C’est notamment en direction de l’est que les forces ukrainiennes reportent leur action, essentiellement autour des villes d’Izium et de Kharkiv. Pour l’heure, l’effort ukrainien et la discrétion dont il s’entoure paient, bien que modestement. D’après nos reporters sur le terrain, les soldats du pays agressé ont regagné une vingtaine de kilomètres depuis qu’ils ont repris leur marche vers l’avant, s’emparant d’un village après l’autre. Sans que les Russes ne disparaissent totalement du paysage d’ailleurs, comme le démontre le témoignage de Tatiana.
« Il n’y a que des personnes âgées dans mon village. Les Russes sont dans les sous-bois et terrorisent les habitants. »
Une progression à petits pas qui renvoie l’écho du « grignotage » du front opéré par la Russie cet été, à une époque où elle avait encore l’avantage.
Du matériel pour devancer l’hiver
Si les temps ont changé, c’est que le rapport de forces balistique lui-même a changé. Et la question du matériel s’avère cruciale non seulement pour le sort immédiat de la contre-offensive ukrainienne mais aussi pour son avenir. « Les armes fournies par l’Occident sont particulièrement efficaces en particulier l’artillerie. On peut penser au système HIMARS américain ou aux canons Caesar envoyés par la France qui permettent de frapper la base arrière russe », précise sur notre antenne le général Jérôme Pellistrandi.
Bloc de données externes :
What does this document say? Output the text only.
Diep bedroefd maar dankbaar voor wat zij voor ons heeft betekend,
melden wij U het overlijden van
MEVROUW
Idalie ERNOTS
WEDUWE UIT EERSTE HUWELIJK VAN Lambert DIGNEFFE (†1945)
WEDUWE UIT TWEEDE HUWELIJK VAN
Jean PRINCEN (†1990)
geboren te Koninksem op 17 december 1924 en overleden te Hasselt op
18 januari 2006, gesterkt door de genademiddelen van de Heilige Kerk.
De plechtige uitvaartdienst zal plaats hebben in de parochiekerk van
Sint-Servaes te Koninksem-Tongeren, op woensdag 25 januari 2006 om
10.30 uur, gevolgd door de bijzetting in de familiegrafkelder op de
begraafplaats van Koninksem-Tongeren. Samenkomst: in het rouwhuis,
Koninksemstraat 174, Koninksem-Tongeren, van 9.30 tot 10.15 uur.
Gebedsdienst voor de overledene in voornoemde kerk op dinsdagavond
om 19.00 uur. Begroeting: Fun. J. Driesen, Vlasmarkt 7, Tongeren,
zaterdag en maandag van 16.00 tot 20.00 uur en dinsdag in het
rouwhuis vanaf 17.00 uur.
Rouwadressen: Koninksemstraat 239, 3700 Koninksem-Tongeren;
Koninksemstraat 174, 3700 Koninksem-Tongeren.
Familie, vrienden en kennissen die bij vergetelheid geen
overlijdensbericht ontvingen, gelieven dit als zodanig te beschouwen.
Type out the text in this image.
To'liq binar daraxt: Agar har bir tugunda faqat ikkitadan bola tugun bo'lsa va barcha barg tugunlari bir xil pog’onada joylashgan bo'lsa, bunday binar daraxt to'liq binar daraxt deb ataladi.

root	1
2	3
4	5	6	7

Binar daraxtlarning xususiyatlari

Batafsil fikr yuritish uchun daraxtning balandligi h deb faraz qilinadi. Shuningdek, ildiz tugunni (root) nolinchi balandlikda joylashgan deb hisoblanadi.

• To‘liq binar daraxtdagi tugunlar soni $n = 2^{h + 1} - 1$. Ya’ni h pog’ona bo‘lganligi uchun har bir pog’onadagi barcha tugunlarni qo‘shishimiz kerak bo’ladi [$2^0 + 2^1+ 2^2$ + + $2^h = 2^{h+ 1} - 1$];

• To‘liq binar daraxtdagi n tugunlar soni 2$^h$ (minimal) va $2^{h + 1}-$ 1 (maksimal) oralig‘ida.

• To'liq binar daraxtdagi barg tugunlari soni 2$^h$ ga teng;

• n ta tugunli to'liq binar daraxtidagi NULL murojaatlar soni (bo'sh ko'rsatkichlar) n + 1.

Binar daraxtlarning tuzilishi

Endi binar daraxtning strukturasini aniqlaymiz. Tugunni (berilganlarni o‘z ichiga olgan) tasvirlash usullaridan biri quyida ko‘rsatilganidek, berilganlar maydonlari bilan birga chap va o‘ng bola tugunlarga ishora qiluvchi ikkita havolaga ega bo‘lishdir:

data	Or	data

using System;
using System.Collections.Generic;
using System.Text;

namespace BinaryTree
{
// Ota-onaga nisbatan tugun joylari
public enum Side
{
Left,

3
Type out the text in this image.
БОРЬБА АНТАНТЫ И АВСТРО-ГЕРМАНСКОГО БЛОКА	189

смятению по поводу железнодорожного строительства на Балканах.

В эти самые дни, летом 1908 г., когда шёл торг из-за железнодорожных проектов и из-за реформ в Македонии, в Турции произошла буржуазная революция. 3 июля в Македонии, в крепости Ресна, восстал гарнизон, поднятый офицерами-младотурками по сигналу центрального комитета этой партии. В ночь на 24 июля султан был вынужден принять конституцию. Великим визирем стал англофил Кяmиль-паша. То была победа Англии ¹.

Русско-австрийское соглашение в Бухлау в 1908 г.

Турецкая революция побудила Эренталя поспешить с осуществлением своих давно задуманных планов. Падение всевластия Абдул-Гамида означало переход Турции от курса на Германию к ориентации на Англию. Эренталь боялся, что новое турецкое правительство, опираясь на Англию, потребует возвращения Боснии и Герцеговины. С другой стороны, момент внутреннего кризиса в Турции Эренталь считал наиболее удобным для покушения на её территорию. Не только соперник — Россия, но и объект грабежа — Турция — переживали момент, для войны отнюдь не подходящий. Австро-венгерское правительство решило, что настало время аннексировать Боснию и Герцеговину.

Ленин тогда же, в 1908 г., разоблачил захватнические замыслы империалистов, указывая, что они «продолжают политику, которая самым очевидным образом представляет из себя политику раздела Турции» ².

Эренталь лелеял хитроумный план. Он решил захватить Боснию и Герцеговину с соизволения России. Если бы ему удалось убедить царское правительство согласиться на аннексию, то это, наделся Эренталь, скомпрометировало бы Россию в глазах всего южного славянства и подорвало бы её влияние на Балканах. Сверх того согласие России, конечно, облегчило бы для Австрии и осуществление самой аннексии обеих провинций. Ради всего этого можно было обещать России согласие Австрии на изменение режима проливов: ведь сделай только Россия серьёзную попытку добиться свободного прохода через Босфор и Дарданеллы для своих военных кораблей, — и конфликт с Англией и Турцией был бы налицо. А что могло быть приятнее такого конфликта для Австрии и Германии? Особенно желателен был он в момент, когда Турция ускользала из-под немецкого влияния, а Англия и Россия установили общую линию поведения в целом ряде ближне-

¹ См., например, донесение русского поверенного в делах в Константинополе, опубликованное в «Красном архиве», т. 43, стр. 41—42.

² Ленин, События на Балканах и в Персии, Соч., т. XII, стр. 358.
Malgré la prudence en vigueur côté ukrainien, il est d’ailleurs nécessaire de frapper vite et fort. Car le temps s’écoule, l’été perd de sa chaleur, et après un bref automne, arrivera l’hiver russe – ou ici slave. Comme une épée de Damoclés au-dessus des têtes des deux belligérants.
« L’hiver approche et pour tout le monde. Les Ukrainiens savent qu’ils doivent montrer qu’ils ont l’initiative, sont à la manœuvre, en train de repousser les Russes », commente notre éditorialiste en matière de politique internationale.
Quelle qu’en soit l’issue, les jours de la contre-offensive ukrainienne pourraient bien être comptés.